= Klaus Michael Beier =

German physician, psychotherapist and sexologist

Klaus Michael Beier (born 1961) is a German physician, psychotherapist and sexologist. He is director of the Institute for sexology and sexual medicine at the Charité - Universitätsmedizin in Berlin.

== Life ==
Klaus Michael Beier began studying medicine in 1979 and philosophy at the Free University of Berlin in 1980. He received his doctorate in medicine in 1986 and two years later in philosophy. In 1988 he became a scientific assistant at the Research and Counselling Centre for Sexual Medicine of the University Hospital in Kiel. There he habilitated in 1994 in sexual medicine and in 1995 was appointed to the Charité - Universitätsmedizin Berlin, at that time a medical faculty of the Humboldt University Berlin. He is a specialist in psychosomatic medicine, has additional academic licences for psychotherapy, psychoanalysis and sexual medicine and has been director of the newly founded Institute for Sexology and Sexual Medicine at the Charité since 1996. In teaching, he represents sexology on an interdisciplinary scale (lectures for students in humanities and social sciences) and sexual medicine in medical school studies. In 2017, he was awarded the Cross of Merit from the Federal Republic of Germany for his achievements in the field of sexology and for his commitment to the prevention of child sexual abuse.

Beier's commitment to the prevention of child sexual abuse was largely based on his follow-up examinations of formerly assessed sex offenders, making it possible to assess and make predictions about different "offender types" and revealed the significantly higher risk of recidivism among men with pedophilic sexual preference compared to offenders who are not sexually inclined towards children, but who nevertheless sexually abuse children for various reasons. The term "dissexuality" was coined in this context to define sexual behaviour disorders as a failure to conform to social norms in terms of respecting the sexual integrity of others which highlights the fact that most offences are not known to the justice system, but nevertheless have the same negative consequences for the victims.

Another focus of Beier's work is the development of the Syndyastic Sexual Therapy together with the Austrian sexologist Kurt Loewit. It focuses on the attachment dimension of sexuality and the fulfilment of basic needs in terms of closeness, acceptance, security, trust and acceptance by the partner.

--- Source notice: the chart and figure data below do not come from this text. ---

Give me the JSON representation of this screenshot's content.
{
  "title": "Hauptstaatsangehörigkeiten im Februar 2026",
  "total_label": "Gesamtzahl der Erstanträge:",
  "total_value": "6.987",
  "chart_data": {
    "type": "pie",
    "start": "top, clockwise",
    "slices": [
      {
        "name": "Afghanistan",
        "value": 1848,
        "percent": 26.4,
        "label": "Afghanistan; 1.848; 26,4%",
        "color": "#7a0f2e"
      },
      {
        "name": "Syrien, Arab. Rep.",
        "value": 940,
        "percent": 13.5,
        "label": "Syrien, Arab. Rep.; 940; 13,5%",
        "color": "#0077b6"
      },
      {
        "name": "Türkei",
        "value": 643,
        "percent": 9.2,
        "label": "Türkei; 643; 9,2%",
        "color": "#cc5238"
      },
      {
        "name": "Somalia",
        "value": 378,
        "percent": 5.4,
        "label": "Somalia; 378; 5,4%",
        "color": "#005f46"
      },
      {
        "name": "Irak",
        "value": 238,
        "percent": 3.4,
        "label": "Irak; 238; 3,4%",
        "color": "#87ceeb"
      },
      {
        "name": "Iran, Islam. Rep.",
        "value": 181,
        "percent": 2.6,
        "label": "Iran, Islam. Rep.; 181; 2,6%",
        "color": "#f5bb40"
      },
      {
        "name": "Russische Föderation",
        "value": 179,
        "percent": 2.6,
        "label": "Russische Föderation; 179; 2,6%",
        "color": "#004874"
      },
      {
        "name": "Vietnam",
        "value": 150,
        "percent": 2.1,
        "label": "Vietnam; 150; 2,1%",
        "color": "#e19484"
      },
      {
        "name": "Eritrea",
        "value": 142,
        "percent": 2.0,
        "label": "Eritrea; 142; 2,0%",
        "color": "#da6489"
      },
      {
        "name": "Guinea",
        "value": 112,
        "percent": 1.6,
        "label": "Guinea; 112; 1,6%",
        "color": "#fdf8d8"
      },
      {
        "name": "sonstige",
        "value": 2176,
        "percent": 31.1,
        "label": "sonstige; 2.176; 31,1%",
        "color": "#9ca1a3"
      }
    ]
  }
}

By systematically presenting the subject of sexual medicine and its curricular implementation in corresponding upgrade training courses, Beier was successful in establishing the additional title/degree ‘sexual medicine’ in the official training regulations of the Berlin Medical Association in 2007 and, recently, the German Medical Association (2018).

== See also ==

- Charité (university hospital)
- Sexology
- Prevention Project Dunkelfeld
- Primary prevention of child sexual abuse

== Publications ==
- Beier, K.M. (1994) Weiblichkeit und Perversion: Von der Reproduktion zur Reproversion. Stuttgart, Jena: G. Fischer.
- Beier, K. M. (1995) Dissexualität im Lebenslängsschnitt. Theoretische und empirische Untersuchungen zu Phänomenologie und Prognose begutachteter Sexualstraftäter. Heidelberg: Springer.
- Beier, K.M. (2007) Sexueller Kannibalismus. Sexualwissenschaftliche Analyse der Anthropophagie. Elsevier, München u.a.
- Beier, K. M. (2012) "Sexualität und Geschlechtsidentität – Entwicklung und Störungen". In J. M. Fegert, J. M. Eggers & F. Resch (Hrsg.), Psychiatrie und Psychotherapie des Kindes- und Jugendalters (S. 735–785). Heidelberg: Springer.
- Beier, K.M. (2018) Pädophilie, Hebephilie und sexueller Kindesmissbrauch. Springer, Berlin u.a.
- Beier, K.M, Loewit, K. (2004) Lust in Beziehung. Einführung in die Syndyastische Sexualtherapie. Springer, Heidelberg
- Beier, K. M., Bosinski, H. A. G., Loewit, K. (2005). Sexualmedizin: Grundlagen und Praxis (2. Aufl.). München: Elsevier, Urban und Fischer.
- Beier, K. M., Loewit, K. (2011). Praxisleitfaden Sexualmedizin. Von der Theorie zur Therapie. Berlin, Heidelberg: Springer.